Gov. Jerry Brown's veto of a bill allowing women to sell their eggs for medical research drew a sharp response Wednesday from the measure's author, who said she was "disturbed" by the Democratic governor's tone.
Brown wrote Tuesday evening that "not everything in life is for sale nor should it be," before going on to say genuine informed consent for the egg harvesting procedure is difficult to ascertain since there is not adequate knowledge of long-term risks.
Assembly Bill 926 was opposed by anti-abortion groups that argued eggs should be treated like organs and should not be sold.
Proponents said an existing law prohibiting women from selling their oocytes, or eggs, to science has stymied fertility research in California.
"The questions raised here are not simple; they touch matters that are both personal and philosophical," Brown wrote. " I do not find sufficient reason to change course."
Assemblywoman Susan Bonilla, D-Concord, said she found Brown's reasoning "regressive" and that women's groups will object that he underestimates the ability of young women to make their own medical decisions.

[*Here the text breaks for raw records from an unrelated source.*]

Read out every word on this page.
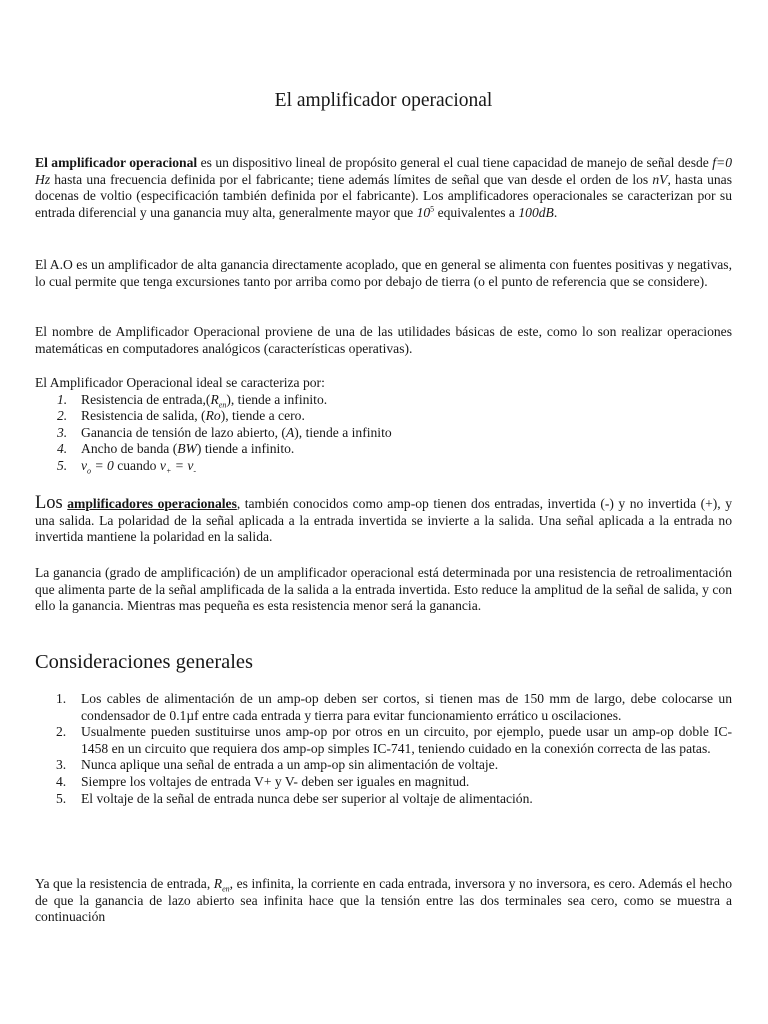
El amplificador operacional

El amplificador operacional es un dispositivo lineal de propósito general el cual tiene capacidad de manejo de señal desde f=0 Hz hasta una frecuencia definida por el fabricante; tiene además límites de señal que van desde el orden de los nV, hasta unas docenas de voltio (especificación también definida por el fabricante). Los amplificadores operacionales se caracterizan por su entrada diferencial y una ganancia muy alta, generalmente mayor que $10^5$ equivalentes a 100dB.

El A.O es un amplificador de alta ganancia directamente acoplado, que en general se alimenta con fuentes positivas y negativas, lo cual permite que tenga excursiones tanto por arriba como por debajo de tierra (o el punto de referencia que se considere).

El nombre de Amplificador Operacional proviene de una de las utilidades básicas de este, como lo son realizar operaciones matemáticas en computadores analógicos (características operativas).

El Amplificador Operacional ideal se caracteriza por:

1. Resistencia de $entrada,(R_{en})$, tiende a infinito.
2. Resistencia de salida, (Ro), tiende a cero.
3. Ganancia de tensión de lazo abierto, (A), tiende a infinito
4. Ancho de banda (BW) tiende a infinito.
5. $v_o = 0$ cuando $v_+ = v_-$

Los amplificadores operacionales, también conocidos como amp-op tienen dos entradas, invertida (-) y no invertida (+), y una salida. La polaridad de la señal aplicada a la entrada invertida se invierte a la salida. Una señal aplicada a la entrada no invertida mantiene la polaridad en la salida.

La ganancia (grado de amplificación) de un amplificador operacional está determinada por una resistencia de retroalimentación que alimenta parte de la señal amplificada de la salida a la entrada invertida. Esto reduce la amplitud de la señal de salida, y con ello la ganancia. Mientras mas pequeña es esta resistencia menor será la ganancia.

Consideraciones generales
1. Los cables de alimentación de un amp-op deben ser cortos, si tienen mas de 150 mm de largo, debe colocarse un condensador de 0.1µf entre cada entrada y tierra para evitar funcionamiento errático u oscilaciones.
2. Usualmente pueden sustituirse unos amp-op por otros en un circuito, por ejemplo, puede usar un amp-op doble IC-1458 en un circuito que requiera dos amp-op simples IC-741, teniendo cuidado en la conexión correcta de las patas.
3. Nunca aplique una señal de entrada a un amp-op sin alimentación de voltaje.
4. Siempre los voltajes de entrada V+ y V- deben ser iguales en magnitud.
5. El voltaje de la señal de entrada nunca debe ser superior al voltaje de alimentación.

Ya que la resistencia de entrada, $R_{en}$, es infinita, la corriente en cada entrada, inversora y no inversora, es cero. Además el hecho de que la ganancia de lazo abierto sea infinita hace que la tensión entre las dos terminales sea cero, como se muestra a continuación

"I think there is a groundswell of concern when looking at the veto statement," Bonilla said. "It takes an extremely conservative stance around issues of disclosure and whether women can adequately assess their own risks and sign disclosures for themselves."
Bonilla said she was up until 1 a.m. Wednesday morning drafting a response to Brown's message for media outlets. On Wednesday afternoon, she continued to advocate for the now-dead legislation.
Bill supporters said AB 926 would spur research to help young women diagnosed with cancer by studying the impact of cancer-fighting drugs on fertility and improving embryo preservation methods.
"That's the most disappointing part of the veto," Bonilla said. "People sometimes get distracted by argumentation or ideology. Really, it boils down to a decision particularly young women are facing when they get a cancer diagnosis."
Current research has been stalled since the 2006 law was enacted barring payments for eggs donated to science. Few women voluntarily go through the invasive and time-consuming procedure without compensation, leading to a shortage of eggs for research.
However, opponents argued that the risk of exploiting poor women was too great a concern.
A 2010 documentary film, "Eggsploitation," focused on the stories of young women who feel they were exploited by the fertility industry, including some who developed serious complications. Those women were donating to help others conceive, a process that does allow them to be compensated.
"I'm sure it's not the end of it," said Diane Tober, associate executive director for the Center for Genetics and Society, which opposed the legislation.
"At least we have the right decision for now."